In 1980 a young successful business man, Gaston Glock went to the Austrian Ministry of Defense to supply the army with trench tools and weapons that were needed. When leaving he over heard two Austrian colonels discussing the army's request for a new short firearm. The officers were criticizing how they've waited almost five years for someone to design this small handgun. Manufactures from all over including, Styler attempted designing a gun for the army's request but none seemed to get it just right. Glock seeing this as a challenge asked the officers if he could join the tender.

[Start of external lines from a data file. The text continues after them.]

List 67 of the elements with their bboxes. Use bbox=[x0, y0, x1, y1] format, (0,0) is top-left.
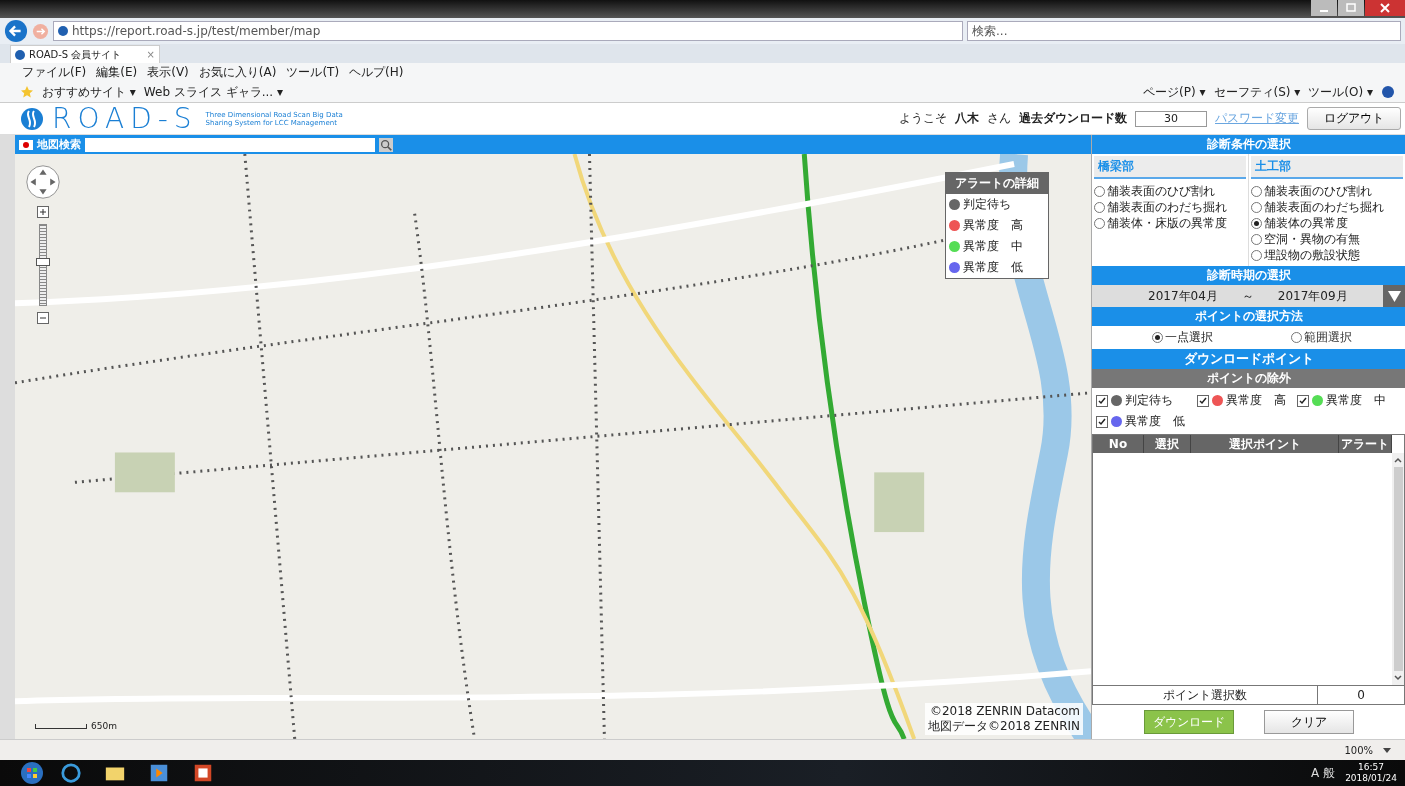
period-from: 2017年04月 bbox=[1148, 287, 1218, 305]
zoom-level[interactable]: 100% bbox=[1344, 744, 1373, 756]
favorites-link[interactable]: Web スライス ギャラ... ▾ bbox=[143, 83, 283, 101]
browser-tab[interactable]: ROAD-S 会員サイト × bbox=[10, 45, 160, 63]
radio-option[interactable]: 範囲選択 bbox=[1291, 329, 1352, 346]
checkbox-label: 判定待ち bbox=[1125, 392, 1173, 409]
count-label: ポイント選択数 bbox=[1093, 686, 1318, 704]
downloads-field[interactable]: 30 bbox=[1135, 110, 1207, 127]
group-title: 橋梁部 bbox=[1094, 156, 1246, 179]
copyright-text: ©2018 ZENRIN Datacom bbox=[929, 704, 1080, 719]
scale-text: 650m bbox=[91, 721, 117, 731]
section-header: 診断条件の選択 bbox=[1092, 135, 1405, 154]
menu-item[interactable]: 編集(E) bbox=[96, 64, 138, 81]
menu-item[interactable]: 表示(V) bbox=[147, 64, 189, 81]
command-menu[interactable]: ページ(P) ▾ bbox=[1143, 83, 1206, 101]
address-field[interactable]: https://report.road-s.jp/test/member/map bbox=[53, 21, 963, 41]
radio-option[interactable]: 舗装体の異常度 bbox=[1251, 215, 1403, 231]
radio-option[interactable]: 舗装表面のひび割れ bbox=[1094, 183, 1246, 199]
welcome-text: ようこそ bbox=[899, 110, 947, 127]
map-search-label: 地図検索 bbox=[37, 137, 81, 152]
ime-indicator[interactable]: A 般 bbox=[1311, 764, 1336, 782]
browser-search-field[interactable]: 検索... bbox=[967, 21, 1401, 41]
legend-label: 判定待ち bbox=[963, 196, 1011, 213]
clear-button[interactable]: クリア bbox=[1263, 710, 1354, 734]
menu-item[interactable]: お気に入り(A) bbox=[198, 64, 277, 81]
group-title: 土工部 bbox=[1251, 156, 1403, 179]
command-menu[interactable]: ツール(O) ▾ bbox=[1308, 83, 1373, 101]
legend-label: 異常度 高 bbox=[963, 217, 1023, 234]
section-header: 診断時期の選択 bbox=[1092, 266, 1405, 285]
column-header: 選択ポイント bbox=[1191, 435, 1339, 453]
radio-option[interactable]: 空洞・異物の有無 bbox=[1251, 231, 1403, 247]
column-header: No bbox=[1093, 435, 1144, 453]
menu-item[interactable]: ファイル(F) bbox=[22, 64, 87, 81]
legend-label: 異常度 低 bbox=[963, 259, 1023, 276]
radio-option[interactable]: 舗装表面のわだち掘れ bbox=[1094, 199, 1246, 215]
radio-option[interactable]: 埋設物の敷設状態 bbox=[1251, 247, 1403, 263]
favorites-link[interactable]: おすすめサイト ▾ bbox=[42, 83, 136, 101]
section-header: ポイントの選択方法 bbox=[1092, 307, 1405, 326]
command-menu[interactable]: セーフティ(S) ▾ bbox=[1213, 83, 1301, 101]
section-header: ダウンロードポイント bbox=[1092, 349, 1405, 369]
logout-button[interactable]: ログアウト bbox=[1307, 107, 1401, 130]
column-header: 選択 bbox=[1144, 435, 1191, 453]
clock-date[interactable]: 2018/01/24 bbox=[1345, 773, 1397, 784]
checkbox-label: 異常度 中 bbox=[1326, 392, 1387, 409]
clock-time[interactable]: 16:57 bbox=[1358, 762, 1385, 773]
radio-option[interactable]: 一点選択 bbox=[1152, 329, 1213, 346]
copyright-text: 地図データ©2018 ZENRIN bbox=[928, 719, 1080, 734]
legend-label: 異常度 中 bbox=[963, 238, 1023, 255]
menu-item[interactable]: ヘルプ(H) bbox=[349, 64, 404, 81]
tab-close-button[interactable]: × bbox=[146, 49, 155, 60]
count-value: 0 bbox=[1356, 687, 1366, 704]
radio-option[interactable]: 舗装表面のひび割れ bbox=[1251, 183, 1403, 199]
radio-option[interactable]: 舗装体・床版の異常度 bbox=[1094, 215, 1246, 231]
column-header: アラート bbox=[1339, 435, 1392, 453]
logo-text: ROAD-S bbox=[52, 102, 198, 135]
radio-option[interactable]: 舗装表面のわだち掘れ bbox=[1251, 199, 1403, 215]
period-to: 2017年09月 bbox=[1277, 287, 1348, 305]
user-name: 八木 bbox=[955, 110, 979, 127]
section-header: ポイントの除外 bbox=[1092, 369, 1405, 388]
checkbox-label: 異常度 高 bbox=[1225, 392, 1286, 409]
period-separator: ～ bbox=[1241, 287, 1254, 305]
downloads-label: 過去ダウンロード数 bbox=[1019, 110, 1127, 127]
checkbox-label: 異常度 低 bbox=[1125, 413, 1185, 430]
legend-title: アラートの詳細 bbox=[946, 173, 1048, 194]
honorific-text: さん bbox=[987, 110, 1011, 127]
map-placeholder[interactable]: アラートの詳細 判定待ち 異常度 高 異常度 中 異常度 低 650m ©2018 ZENRIN Datacom 地図データ©2018 ZENRIN bbox=[15, 154, 1091, 739]
menu-item[interactable]: ツール(T) bbox=[286, 64, 340, 81]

The Austrian colonels wanted a lightweight pistol that could carry as many rounds as possible while minimizing backfires and other accidents. They also wanted the weapon to include no more than forty parts, allowing quick replacements. And that could fire properly after contact with different environment and climate changes. Glock had never before used a gun so he went and bought a few to observe: Beretta 92, Sig Saucer P220, CZ75 and a Walther P38. He striped these guns down examining closely and then reassembled them. He then expanded his research by going to the Austrian patent office to observe patents that related to short handguns that would be suitable for his design.

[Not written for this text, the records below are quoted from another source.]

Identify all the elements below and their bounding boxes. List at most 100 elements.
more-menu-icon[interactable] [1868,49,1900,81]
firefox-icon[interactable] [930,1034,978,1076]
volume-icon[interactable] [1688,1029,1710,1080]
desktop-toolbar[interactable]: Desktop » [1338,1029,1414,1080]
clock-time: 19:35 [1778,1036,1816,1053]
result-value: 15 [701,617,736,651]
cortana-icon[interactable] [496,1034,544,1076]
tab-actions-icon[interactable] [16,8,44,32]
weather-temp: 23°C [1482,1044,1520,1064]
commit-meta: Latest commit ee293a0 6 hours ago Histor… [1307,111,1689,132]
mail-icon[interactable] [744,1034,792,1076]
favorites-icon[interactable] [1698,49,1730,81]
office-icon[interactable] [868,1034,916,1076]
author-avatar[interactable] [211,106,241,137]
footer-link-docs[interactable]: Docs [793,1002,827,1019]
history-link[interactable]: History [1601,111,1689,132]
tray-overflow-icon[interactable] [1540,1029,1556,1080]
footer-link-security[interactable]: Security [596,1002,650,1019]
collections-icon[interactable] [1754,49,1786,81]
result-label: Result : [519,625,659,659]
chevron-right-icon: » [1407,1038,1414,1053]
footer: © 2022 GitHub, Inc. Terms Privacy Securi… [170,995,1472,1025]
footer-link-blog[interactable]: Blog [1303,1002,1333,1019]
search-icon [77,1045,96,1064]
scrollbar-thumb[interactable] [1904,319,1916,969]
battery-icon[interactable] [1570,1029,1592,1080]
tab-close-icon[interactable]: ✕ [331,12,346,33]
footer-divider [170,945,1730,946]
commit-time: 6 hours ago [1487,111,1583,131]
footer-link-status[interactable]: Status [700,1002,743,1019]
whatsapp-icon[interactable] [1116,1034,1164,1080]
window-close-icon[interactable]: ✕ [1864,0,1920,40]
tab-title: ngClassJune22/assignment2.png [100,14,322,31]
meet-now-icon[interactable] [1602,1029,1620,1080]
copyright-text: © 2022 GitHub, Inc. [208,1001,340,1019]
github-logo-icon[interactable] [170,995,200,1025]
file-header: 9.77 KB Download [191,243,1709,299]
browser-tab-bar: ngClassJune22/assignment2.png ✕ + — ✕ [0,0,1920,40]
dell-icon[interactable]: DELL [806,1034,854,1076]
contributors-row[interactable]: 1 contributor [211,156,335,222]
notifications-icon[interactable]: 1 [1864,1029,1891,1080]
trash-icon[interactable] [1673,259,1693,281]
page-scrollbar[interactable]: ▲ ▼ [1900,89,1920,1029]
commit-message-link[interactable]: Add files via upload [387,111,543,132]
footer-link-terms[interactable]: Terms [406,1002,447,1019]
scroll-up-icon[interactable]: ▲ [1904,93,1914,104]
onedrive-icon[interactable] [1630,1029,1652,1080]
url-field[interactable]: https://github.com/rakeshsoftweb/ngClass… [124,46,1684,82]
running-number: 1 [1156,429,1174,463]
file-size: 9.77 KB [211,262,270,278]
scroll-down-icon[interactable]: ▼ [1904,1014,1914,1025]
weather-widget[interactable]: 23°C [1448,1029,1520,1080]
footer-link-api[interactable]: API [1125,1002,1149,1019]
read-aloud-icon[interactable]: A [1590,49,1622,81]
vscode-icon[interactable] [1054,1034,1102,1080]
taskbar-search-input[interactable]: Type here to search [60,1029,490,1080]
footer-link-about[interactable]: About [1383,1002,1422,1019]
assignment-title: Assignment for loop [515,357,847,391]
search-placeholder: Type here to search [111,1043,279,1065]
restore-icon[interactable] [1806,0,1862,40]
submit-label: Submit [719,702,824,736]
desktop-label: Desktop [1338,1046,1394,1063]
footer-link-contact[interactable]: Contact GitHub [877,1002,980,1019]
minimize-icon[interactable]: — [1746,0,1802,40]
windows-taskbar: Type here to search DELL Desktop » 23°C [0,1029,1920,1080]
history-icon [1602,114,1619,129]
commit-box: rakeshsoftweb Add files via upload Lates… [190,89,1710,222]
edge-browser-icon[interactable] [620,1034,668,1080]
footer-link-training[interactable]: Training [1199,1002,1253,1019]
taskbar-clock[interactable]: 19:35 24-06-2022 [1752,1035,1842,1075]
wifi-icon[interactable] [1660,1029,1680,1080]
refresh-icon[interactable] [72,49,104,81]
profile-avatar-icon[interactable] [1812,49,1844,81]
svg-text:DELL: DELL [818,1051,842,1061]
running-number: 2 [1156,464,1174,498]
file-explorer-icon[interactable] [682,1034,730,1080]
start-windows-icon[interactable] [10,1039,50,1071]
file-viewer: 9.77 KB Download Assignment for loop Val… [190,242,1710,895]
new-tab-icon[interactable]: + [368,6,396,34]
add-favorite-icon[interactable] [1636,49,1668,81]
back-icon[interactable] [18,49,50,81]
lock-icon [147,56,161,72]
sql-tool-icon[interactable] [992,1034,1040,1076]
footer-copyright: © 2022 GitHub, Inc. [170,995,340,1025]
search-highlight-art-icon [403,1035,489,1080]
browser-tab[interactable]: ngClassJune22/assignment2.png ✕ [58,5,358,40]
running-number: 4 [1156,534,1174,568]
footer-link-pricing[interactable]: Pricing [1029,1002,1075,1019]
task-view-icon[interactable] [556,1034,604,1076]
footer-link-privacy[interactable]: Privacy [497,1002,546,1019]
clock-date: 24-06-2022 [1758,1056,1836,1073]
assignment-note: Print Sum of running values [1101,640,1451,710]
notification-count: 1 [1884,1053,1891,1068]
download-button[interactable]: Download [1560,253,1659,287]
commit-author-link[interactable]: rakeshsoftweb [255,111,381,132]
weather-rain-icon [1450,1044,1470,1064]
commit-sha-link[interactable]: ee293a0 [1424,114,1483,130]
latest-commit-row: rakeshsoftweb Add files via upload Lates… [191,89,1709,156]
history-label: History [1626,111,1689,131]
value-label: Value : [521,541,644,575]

On April 4, 1981 Glock applied for a patent on the Glock 17. This particular pistol was a semi-automatic 9mm handgun that held up to seventeen rounds while holding up all the requests by the Austrian army. By 1983, the Austrian Army order twenty-five thousand guns. This success brought Glock to the top. The man who never touched a gun before creating this pistol started designing more handguns including the most common .40 caliber handgun. Now people and businesses all over the world invest in his models for safety and sport.